Saturday, August 14, 2010

Open Wide!

Do other baby boomers remember that awful-tasting potion our mothers religiously gave us in the 1950s called cod liver oil?  To this day, my imagination can pull that experience up from the piles of memories and bring it front stage to where I can taste the stuff, smell the stuff, and still gag on the stuff.

That was back in the days when parents didn't take their kids to doctors unless we were missing a limb or were bleeding so badly there was no alternative but to let us die.  Cod Liver Oil was the elixir that could ward off pretty much most diseases and build strong bones and bodies.  We kids surely didn't have a choice if we wanted to take it or not.  It was a done deal before that despicable squeeze-dropper bottle got itself in the house and was carefully placed up on the second shelf of the kitchen cupboard above our junk drawer.  I can still envision that god-awful brown bottle sitting up there--just waiting to dole out my daily dose of penance.

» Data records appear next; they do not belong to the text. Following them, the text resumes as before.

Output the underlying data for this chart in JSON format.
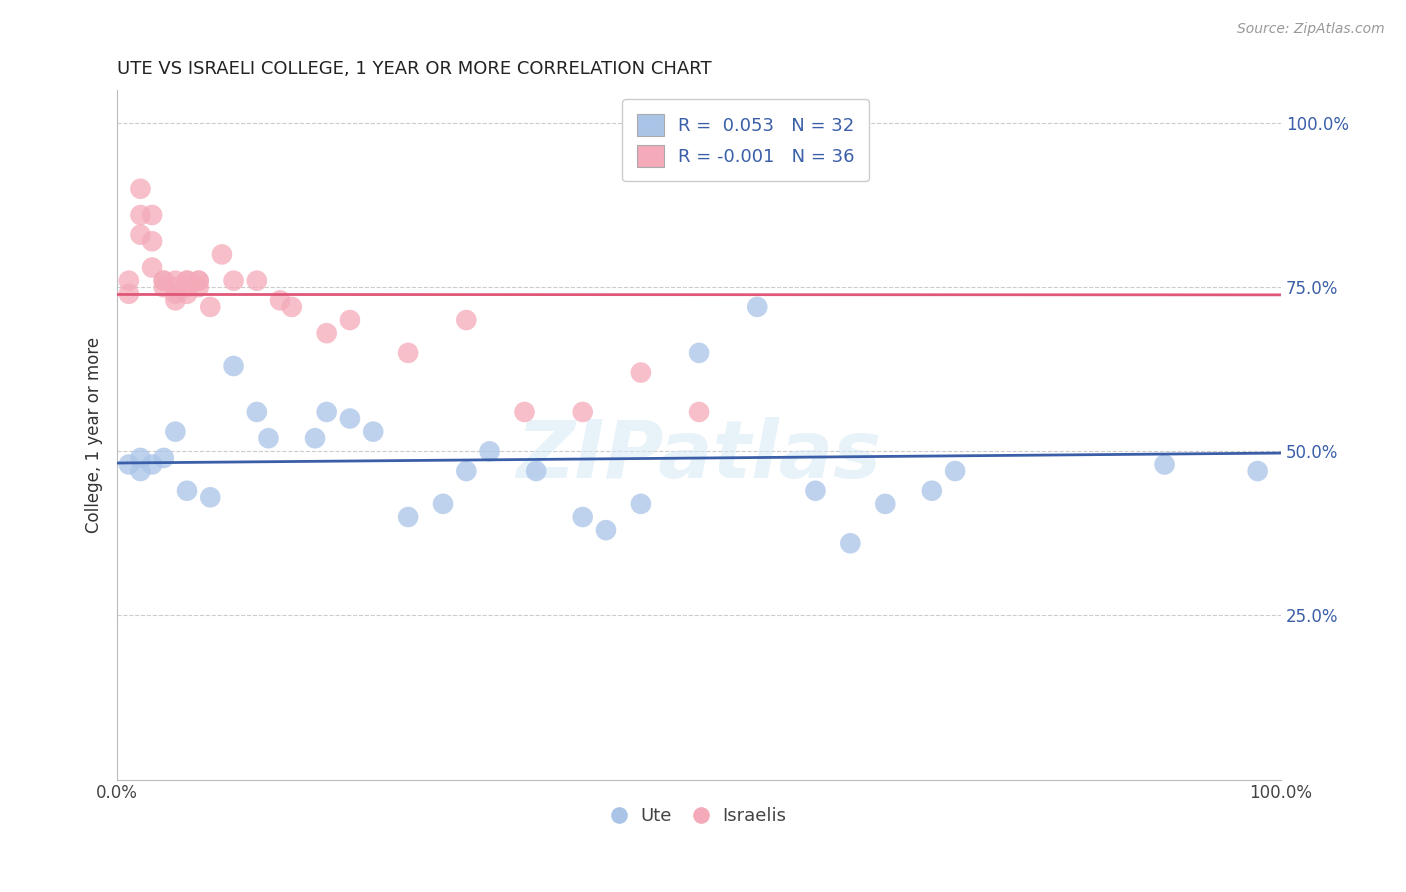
{
  "title": "UTE VS ISRAELI COLLEGE, 1 YEAR OR MORE CORRELATION CHART",
  "source_text": "Source: ZipAtlas.com",
  "ylabel": "College, 1 year or more",
  "xlim": [
    0.0,
    1.0
  ],
  "ylim": [
    0.0,
    1.05
  ],
  "ytick_positions": [
    0.25,
    0.5,
    0.75,
    1.0
  ],
  "ytick_labels": [
    "25.0%",
    "50.0%",
    "75.0%",
    "100.0%"
  ],
  "legend_label1": "Ute",
  "legend_label2": "Israelis",
  "R1": 0.053,
  "N1": 32,
  "R2": -0.001,
  "N2": 36,
  "blue_color": "#aac4e8",
  "pink_color": "#f4aab8",
  "line_blue": "#3a5fa8",
  "line_pink": "#e05878",
  "watermark_color": "#d4e8f5",
  "ute_x": [
    0.01,
    0.02,
    0.02,
    0.03,
    0.04,
    0.05,
    0.06,
    0.08,
    0.1,
    0.12,
    0.13,
    0.17,
    0.18,
    0.2,
    0.22,
    0.25,
    0.28,
    0.3,
    0.32,
    0.36,
    0.4,
    0.42,
    0.45,
    0.5,
    0.55,
    0.6,
    0.63,
    0.66,
    0.7,
    0.72,
    0.9,
    0.98
  ],
  "ute_y": [
    0.48,
    0.49,
    0.47,
    0.48,
    0.49,
    0.53,
    0.44,
    0.43,
    0.63,
    0.56,
    0.52,
    0.52,
    0.56,
    0.55,
    0.53,
    0.4,
    0.42,
    0.47,
    0.5,
    0.47,
    0.4,
    0.38,
    0.42,
    0.65,
    0.72,
    0.44,
    0.36,
    0.42,
    0.44,
    0.47,
    0.48,
    0.47
  ],
  "israeli_x": [
    0.01,
    0.01,
    0.02,
    0.02,
    0.02,
    0.03,
    0.03,
    0.03,
    0.04,
    0.04,
    0.04,
    0.05,
    0.05,
    0.05,
    0.05,
    0.06,
    0.06,
    0.06,
    0.06,
    0.07,
    0.07,
    0.07,
    0.08,
    0.09,
    0.1,
    0.12,
    0.14,
    0.15,
    0.18,
    0.2,
    0.25,
    0.3,
    0.35,
    0.4,
    0.45,
    0.5
  ],
  "israeli_y": [
    0.76,
    0.74,
    0.9,
    0.86,
    0.83,
    0.86,
    0.82,
    0.78,
    0.76,
    0.76,
    0.75,
    0.76,
    0.75,
    0.74,
    0.73,
    0.76,
    0.76,
    0.75,
    0.74,
    0.76,
    0.76,
    0.75,
    0.72,
    0.8,
    0.76,
    0.76,
    0.73,
    0.72,
    0.68,
    0.7,
    0.65,
    0.7,
    0.56,
    0.56,
    0.62,
    0.56
  ]
}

Boy, hasn't the world changed in a short time!  Can parents today actually force a kid to do something like that?  Without human services coming in and calling it abuse?  Parental guidance was equaled to the guidance of the lord almighty back in the 1950s, and by god, if mother wanted me to take cod liver oil, then the world be damned, this little girl would take it.  Amen.

My kindergarten year, or Primary as it was called back then, I missed 60 days of school, despite the cod liver oil.  Bad tonsils overpowered me, and the oil, and they weren't about to be calmed down with a daily dose of that yuck.  It was then that my parents finally took me to the doctor.  Surgery was immediately scheduled to remove my tonsils and my adenoids.  In a Catholic Hospital, no less, where the halls swarmed with women flitting around in long black dresses, veils, and jingling rosaries in the guise of goodness.   Ether was the anesthetic of choice back then, and I still remember screaming and raising a holy fit on the operating table as the doctors held me down and tried smothering me with that nasty stuff. 

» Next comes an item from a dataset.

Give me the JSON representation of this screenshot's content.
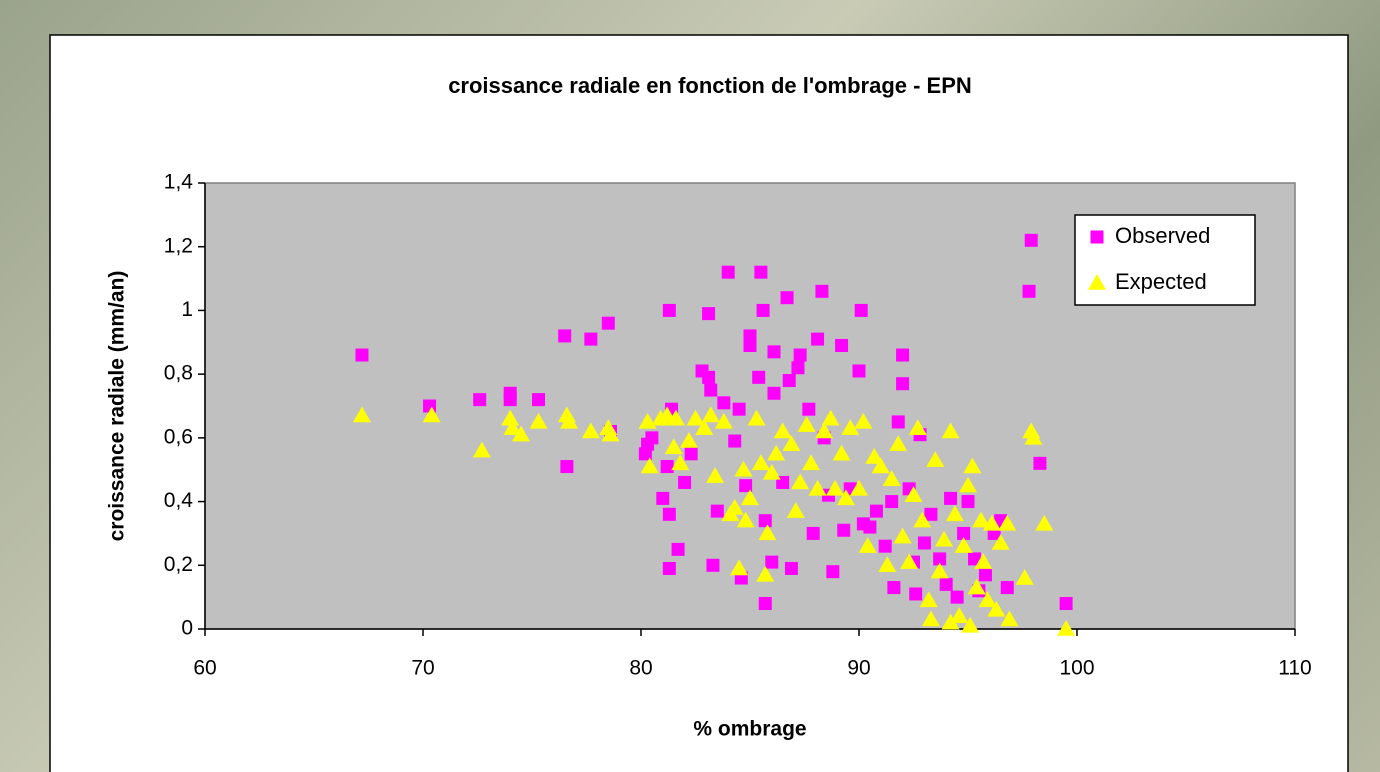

As luck would have it, the Catholic Hospital was jam packed with patients, so after they brought me out of surgery they parked my bed-on-wheels beneath a big statue of the Sacred Heart of Jesus at the end of the hall, with my head facing the statue.  As I was coming out of the anesthetic, I remember being really groggy, and the first thing I saw was Jesus with his arms outstretched in front of me.  I thought I was dead.  Right then and there I started puking up blood and it seemed to me that the entire hospital exploded into a cacophony of clamoring rosary beads and a flock of black bats flying around me. 

We can laugh and make fun of our childhoods and the way our parents raised us, but mine were a loving couple who only wanted the best for their kids.  We were poor as church mice, and my days as a little girl on the farm were mostly unsupervised, and I roamed  around the place like an untamed banshee.  My little feet were so tough.  I walked on stones like it was grass.  I got bit up by bugs, played in the dirt, stomped my bare feet in fresh rain puddles, picked night crawlers for fishing, and helped seine minnows, made mud pies, and accidentally stepped in more than a few fresh green mushy cow pies.  I was given a bath on Saturday nights, and the other nights I remember sitting on the porch cleaning the dirt out between my little toes before bedtime.

Now, after all that, is it any wonder that poor mother felt she needed to shove the cod liver oil into me?